Schultz is responsible for the Quality and Supplier Quality functions across all BDS businesses and sites across. In this role he is responsible for driving overall business improvement through the effective execution of the Quality Management System internally and within the supply base. Additionally he has responsibility to represent BDS in industry forums of IAQG, AAWG, and AIA to ensure effective cross industry Quality standards.
During his more than 28 years at Boeing, Schultz has held senior-level management positions in Manufacturing, Quality and Program Management, Antenna Systems Engineering, Payload and S/C Mechanical Design, and Microwave Devices. Most recently, Schultz led Network & Space Systems’ Satellites business in achieving AS9100, ISO 14001 and CMMI level 5 certifications, as well as the California Award for Performance Excellence gold recognition.
He is the holder of two United States patents and has received honors for both his technical and leadership contributions to Boeing.
Schultz received a Bachelor of Science degree in electromagnetics and communication theory from Michigan Technological University in Houghton, Michigan.

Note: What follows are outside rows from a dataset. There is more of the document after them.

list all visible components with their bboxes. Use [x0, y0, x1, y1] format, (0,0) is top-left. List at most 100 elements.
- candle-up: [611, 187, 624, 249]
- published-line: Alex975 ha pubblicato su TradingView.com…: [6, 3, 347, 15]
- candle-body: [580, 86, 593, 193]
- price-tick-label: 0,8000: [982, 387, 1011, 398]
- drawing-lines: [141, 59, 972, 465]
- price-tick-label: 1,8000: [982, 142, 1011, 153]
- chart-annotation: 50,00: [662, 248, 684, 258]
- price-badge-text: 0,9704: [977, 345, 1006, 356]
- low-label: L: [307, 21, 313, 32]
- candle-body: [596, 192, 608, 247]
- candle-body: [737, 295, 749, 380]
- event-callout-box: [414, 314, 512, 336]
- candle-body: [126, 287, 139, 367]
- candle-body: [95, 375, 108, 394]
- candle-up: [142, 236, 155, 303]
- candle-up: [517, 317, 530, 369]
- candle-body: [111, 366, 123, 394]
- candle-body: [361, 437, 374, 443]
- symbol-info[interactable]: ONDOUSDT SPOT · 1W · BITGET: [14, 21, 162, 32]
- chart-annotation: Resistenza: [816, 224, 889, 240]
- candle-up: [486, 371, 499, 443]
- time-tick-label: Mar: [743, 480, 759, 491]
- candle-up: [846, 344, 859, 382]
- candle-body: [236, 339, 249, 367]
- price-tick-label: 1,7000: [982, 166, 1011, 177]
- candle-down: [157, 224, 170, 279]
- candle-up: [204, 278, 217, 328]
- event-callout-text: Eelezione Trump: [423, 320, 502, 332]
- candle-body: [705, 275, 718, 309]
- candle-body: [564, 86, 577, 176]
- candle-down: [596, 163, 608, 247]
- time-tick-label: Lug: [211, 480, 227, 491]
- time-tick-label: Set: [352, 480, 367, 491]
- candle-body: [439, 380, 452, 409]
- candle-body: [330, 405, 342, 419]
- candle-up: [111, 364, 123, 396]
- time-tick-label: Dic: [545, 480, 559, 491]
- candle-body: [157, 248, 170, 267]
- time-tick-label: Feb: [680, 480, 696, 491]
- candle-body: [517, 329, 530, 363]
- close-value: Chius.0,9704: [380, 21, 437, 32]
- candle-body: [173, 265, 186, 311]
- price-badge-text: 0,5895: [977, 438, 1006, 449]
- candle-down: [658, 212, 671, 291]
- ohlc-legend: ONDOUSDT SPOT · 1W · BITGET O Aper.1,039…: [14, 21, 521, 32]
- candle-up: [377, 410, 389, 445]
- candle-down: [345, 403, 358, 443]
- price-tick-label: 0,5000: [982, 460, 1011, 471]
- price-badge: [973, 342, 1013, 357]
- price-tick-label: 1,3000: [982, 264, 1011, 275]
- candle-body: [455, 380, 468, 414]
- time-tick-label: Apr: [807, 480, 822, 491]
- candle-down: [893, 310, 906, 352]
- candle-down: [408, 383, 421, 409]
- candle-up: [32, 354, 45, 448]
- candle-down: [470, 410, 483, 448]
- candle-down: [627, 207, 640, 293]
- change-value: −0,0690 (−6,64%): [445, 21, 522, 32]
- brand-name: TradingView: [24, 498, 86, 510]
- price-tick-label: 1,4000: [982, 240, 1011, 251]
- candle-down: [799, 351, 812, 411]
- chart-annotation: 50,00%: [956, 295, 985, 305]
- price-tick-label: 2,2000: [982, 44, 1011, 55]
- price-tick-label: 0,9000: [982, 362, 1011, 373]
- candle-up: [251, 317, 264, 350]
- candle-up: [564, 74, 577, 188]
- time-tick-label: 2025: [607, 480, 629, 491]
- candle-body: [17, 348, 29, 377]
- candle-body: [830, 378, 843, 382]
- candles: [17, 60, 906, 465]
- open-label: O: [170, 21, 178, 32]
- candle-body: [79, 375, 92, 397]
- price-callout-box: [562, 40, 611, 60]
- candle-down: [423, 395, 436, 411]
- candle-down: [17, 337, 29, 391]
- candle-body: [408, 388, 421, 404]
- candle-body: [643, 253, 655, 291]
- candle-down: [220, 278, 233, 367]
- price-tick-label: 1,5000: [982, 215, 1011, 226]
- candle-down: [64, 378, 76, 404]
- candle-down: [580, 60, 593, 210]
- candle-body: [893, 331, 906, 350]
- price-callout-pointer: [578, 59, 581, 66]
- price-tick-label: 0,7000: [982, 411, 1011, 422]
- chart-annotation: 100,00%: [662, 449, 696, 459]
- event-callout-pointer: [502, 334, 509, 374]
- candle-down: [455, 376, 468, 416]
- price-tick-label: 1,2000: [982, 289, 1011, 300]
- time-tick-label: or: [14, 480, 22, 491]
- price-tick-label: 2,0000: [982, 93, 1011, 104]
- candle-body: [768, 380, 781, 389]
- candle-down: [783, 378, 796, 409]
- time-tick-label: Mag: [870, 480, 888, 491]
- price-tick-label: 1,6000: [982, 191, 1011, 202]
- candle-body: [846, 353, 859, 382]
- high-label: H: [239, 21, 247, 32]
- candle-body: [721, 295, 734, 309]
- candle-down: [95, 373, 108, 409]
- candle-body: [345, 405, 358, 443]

Craig Watson served as the Director of the California Arts Council from August 2011 through March 2017. Under his leadership, the budget of the California Arts Council increased from $5 million to nearly $25 million and the Council took on many new initiatives. These include new grant programs to serve veterans, at-risk youth, public media stations, after-school arts, arts research and creative placemaking. In addition, the Arts-in-Corrections program was re-established and now at $8 million, brings teaching artists into all 35 California prisons, is the largest such program in the U.S., and represents an effective way to reduce recidivism in the state. Landmark legislation was passed, including the creation of a state-wide Cultural Districts program. Through this program, the Arts Council is in the process of recognizing the first co-hort of rural, suburban and urban communities where the arts serve as a community catalyst for economic, cultural and social vibrancy.
In 2015, Craig was named one of the 40 most influential U.S. arts leaders by Barry's Blog of the Western States Arts Federation. Previous to the CAC, Craig was the executive director of the Arts Council for Long Beach, where he oversaw a significant expansion of the agency into the community, including creation of the largest local celebration of Arts and Humanities Month in the nation.
Watson started his career in the arts field at local arts agencies and arts-services organizations, and later built a career in the telecommunications industry before returning to the arts as Executive Director of the Arts Council for Long Beach. He held senior executive positions in the telecommunications field in Rhode Island, New York and California. His earlier career in the arts included positions with the Sonoma County Arts Council and Rural Arts Services in Northern California, as well as a fellowship at the National Endowment for the Arts, participation in the Coro Foundation's Arts Management program, and a co-directing position at Santa Barbara Arts Services.
Since leaving the CAC, Craig is helping to re-position and expand a family business and also consulting in the arts. A current consultancy has him leading a targeted advocacy campaign in California to save federal funding for the National Endowment for the Arts. He is a volunteer advisor to Alibaba California and the Pasadena Community Foundation on their Big Heart/Small Film project. He recently joined the Advisory Board of Heidi Duckler Dance Theatre and the Board of Trustees of Arts for LA.